Los Tarantos
- Formation: 1963
- Headquarters: Plaza Real 17
- Location: Barcelona, Spain;
- Services: Leisure venue: Flamenco tablao

= Los Tarantos (tablao) =

Los Tarantos is a flamenco tablao in Barcelona, Spain. Founded in 1963, it is considered the oldest tablao in the city and has hosted performances by the leading figures in the genre.

== History ==
The venue was founded by Marta Vilardell in 1963. Its name refers to the tarantos a flamenco style that originated in the mining areas of Almería, and to the 1962 film Los Tarantos, starring Carmen Amaya, which was shot in Barcelona.

In its early days, leading figures in flamenco singing and dancing performed there: Antonio Gades, La Tolea, the guitarists Andrés Batista and Pepe Pubill, and the singers Fosforito and Pepe Cortés. Maruja Garrido was the main artist during the 1970s.

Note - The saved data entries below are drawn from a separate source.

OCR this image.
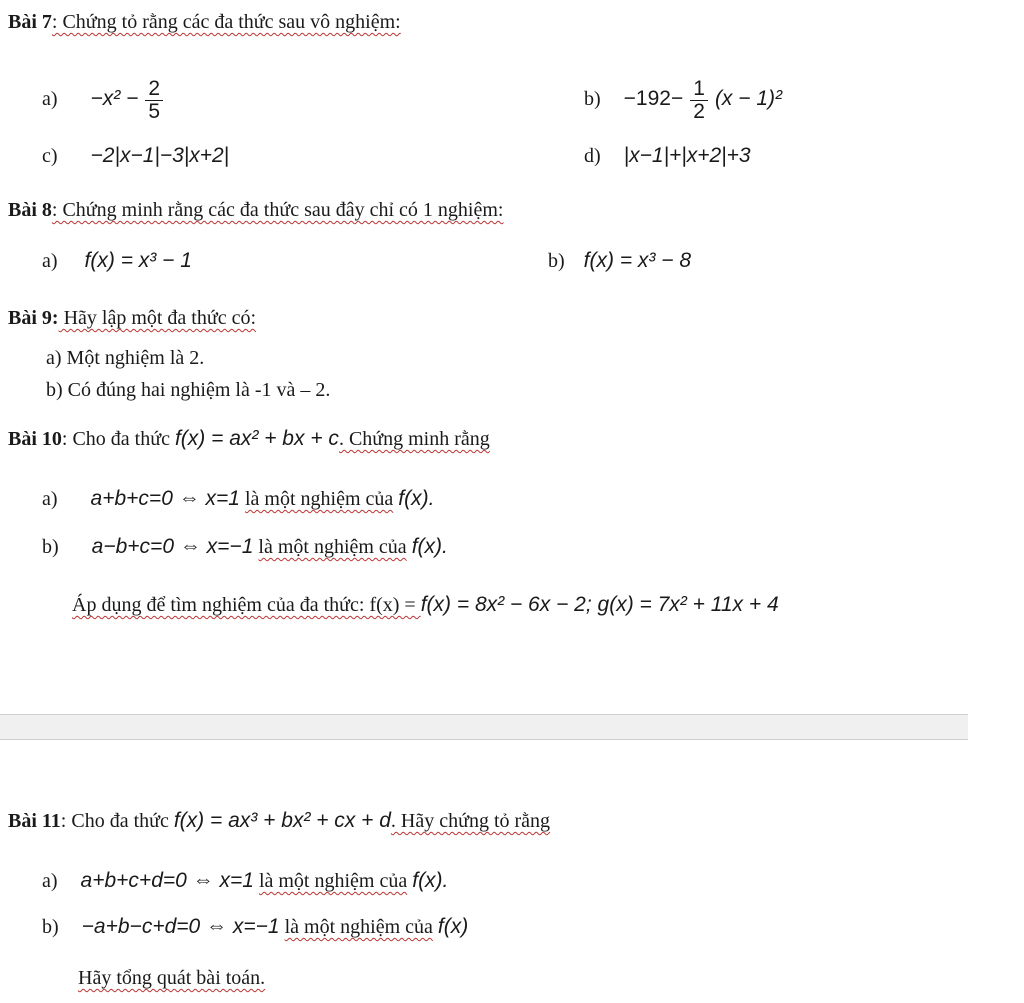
Bài 7: Chứng tỏ rằng các đa thức sau vô nghiệm:
$a) -x^2 - \frac{2}{5}$	$b) -192- \frac{1}{2} (x - 1)^2$
c) −2|x−1|−3|x+2|	d) |x−1|+|x+2|+3
Bài 8: Chứng minh rằng các đa thức sau đây chỉ có 1 nghiệm:
a) f(x) = x³ − 1	b) f(x) = x³ − 8
Bài 9: Hãy lập một đa thức có:
a) Một nghiệm là 2.
b) Có đúng hai nghiệm là -1 và – 2.
Bài 10: Cho đa thức f(x) = ax² + bx + c. Chứng minh rằng
a) a+b+c=0 ⇔ x=1 là một nghiệm của f(x).
b) a−b+c=0 ⇔ x=−1 là một nghiệm của f(x).
Áp dụng để tìm nghiệm của đa thức: f(x) = f(x) = 8x² − 6x − 2; g(x) = 7x² + 11x + 4
Bài 11: Cho đa thức f(x) = ax³ + bx² + cx + d. Hãy chứng tỏ rằng
a) a+b+c+d=0 ⇔ x=1 là một nghiệm của f(x).
b) −a+b−c+d=0 ⇔ x=−1 là một nghiệm của f(x)
Hãy tổng quát bài toán.
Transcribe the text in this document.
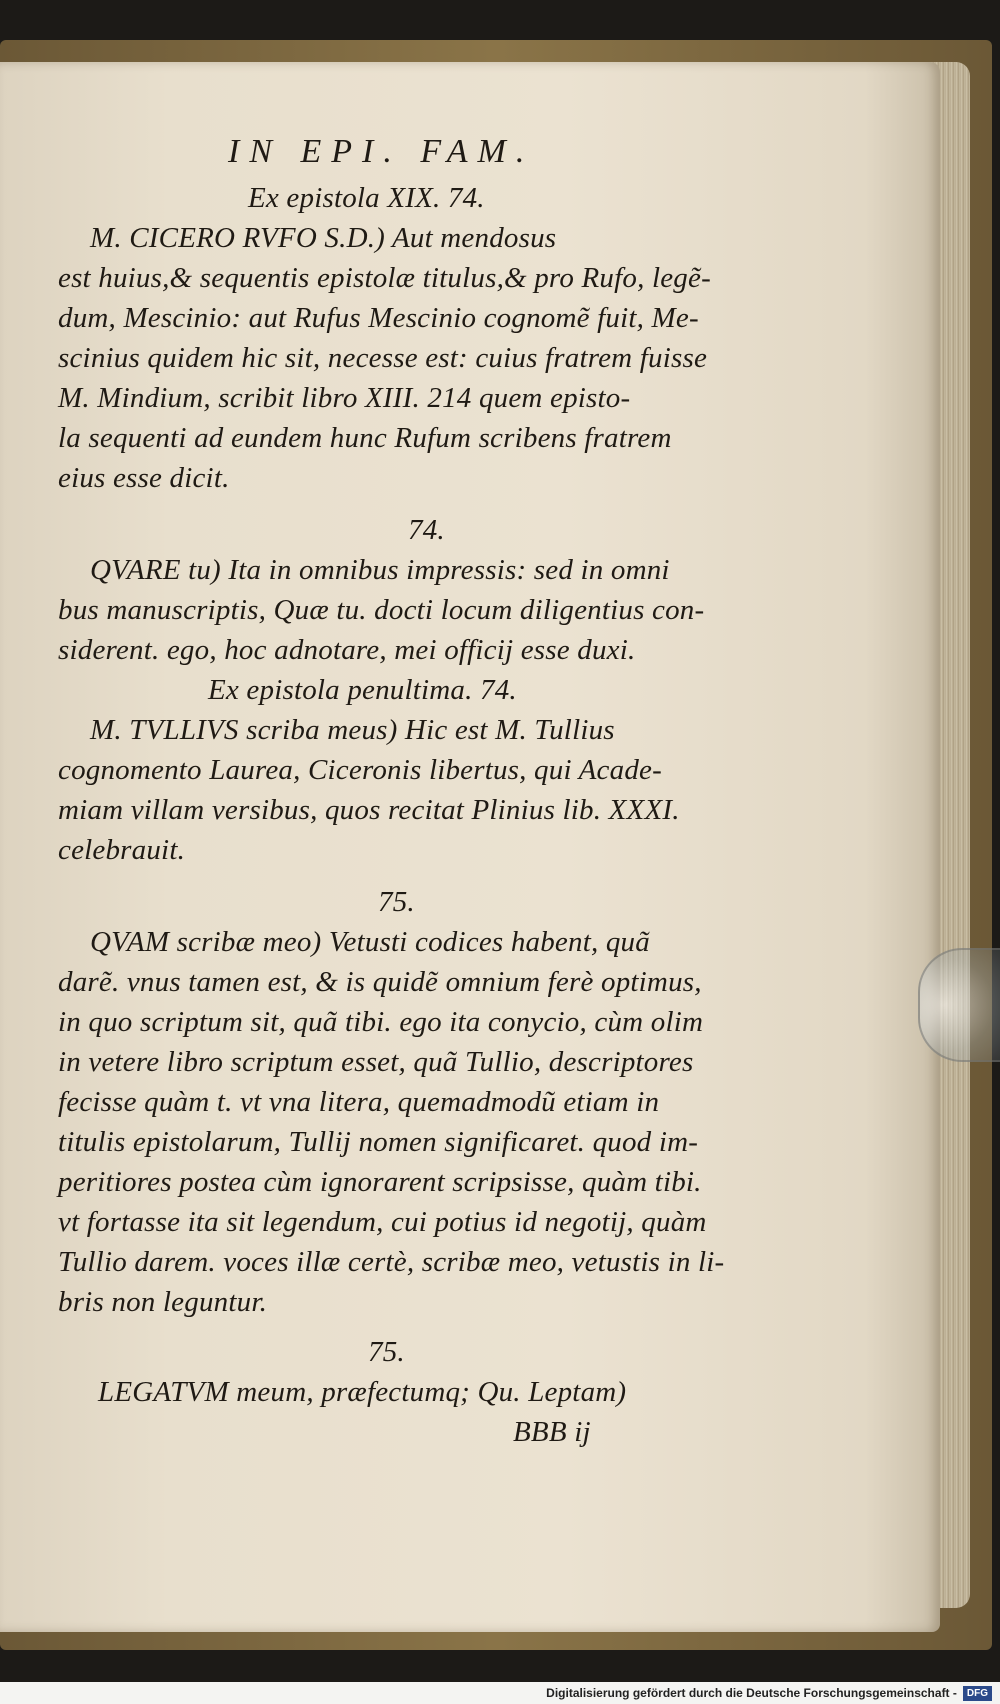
IN EPI. FAM.
Ex epistola XIX. 74.
M. CICERO RVFO S.D.) Aut mendosus
est huius,& sequentis epistolæ titulus,& pro Rufo, legẽ-
dum, Mescinio: aut Rufus Mescinio cognomẽ fuit, Me-
scinius quidem hic sit, necesse est: cuius fratrem fuisse
M. Mindium, scribit libro XIII. 214 quem episto-
la sequenti ad eundem hunc Rufum scribens fratrem
eius esse dicit.
74.
QVARE tu) Ita in omnibus impressis: sed in omni
bus manuscriptis, Quæ tu. docti locum diligentius con-
siderent. ego, hoc adnotare, mei officij esse duxi.
Ex epistola penultima. 74.
M. TVLLIVS scriba meus) Hic est M. Tullius
cognomento Laurea, Ciceronis libertus, qui Acade-
miam villam versibus, quos recitat Plinius lib. XXXI.
celebrauit.
75.
QVAM scribæ meo) Vetusti codices habent, quã
darẽ. vnus tamen est, & is quidẽ omnium ferè optimus,
in quo scriptum sit, quã tibi. ego ita conycio, cùm olim
in vetere libro scriptum esset, quã Tullio, descriptores
fecisse quàm t. vt vna litera, quemadmodũ etiam in
titulis epistolarum, Tullij nomen significaret. quod im-
peritiores postea cùm ignorarent scripsisse, quàm tibi.
vt fortasse ita sit legendum, cui potius id negotij, quàm
Tullio darem. voces illæ certè, scribæ meo, vetustis in li-
bris non leguntur.
75.
LEGATVM meum, præfectumq; Qu. Leptam)
BBB ij
Digitalisierung gefördert durch die Deutsche Forschungsgemeinschaft - DFG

In the 1990s, the Mas i Mas group, which is owned by the Mas family, took over the management of this venue and other leisure establishments in Plaza Real after acquiring them. Following its modernisation, the venue hosted performances by Miguel Poveda, Montse Cortés and José el Francés. Changes introduced at that time included programming short 40-minute shows. The tablao's commercial operations are managed by Tarantos Jamboree SL, a company within the Mas i Mas group.

The tablao has welcomed many prominent customers, including Tom Jones, Paul McCartney and Cassius Clay.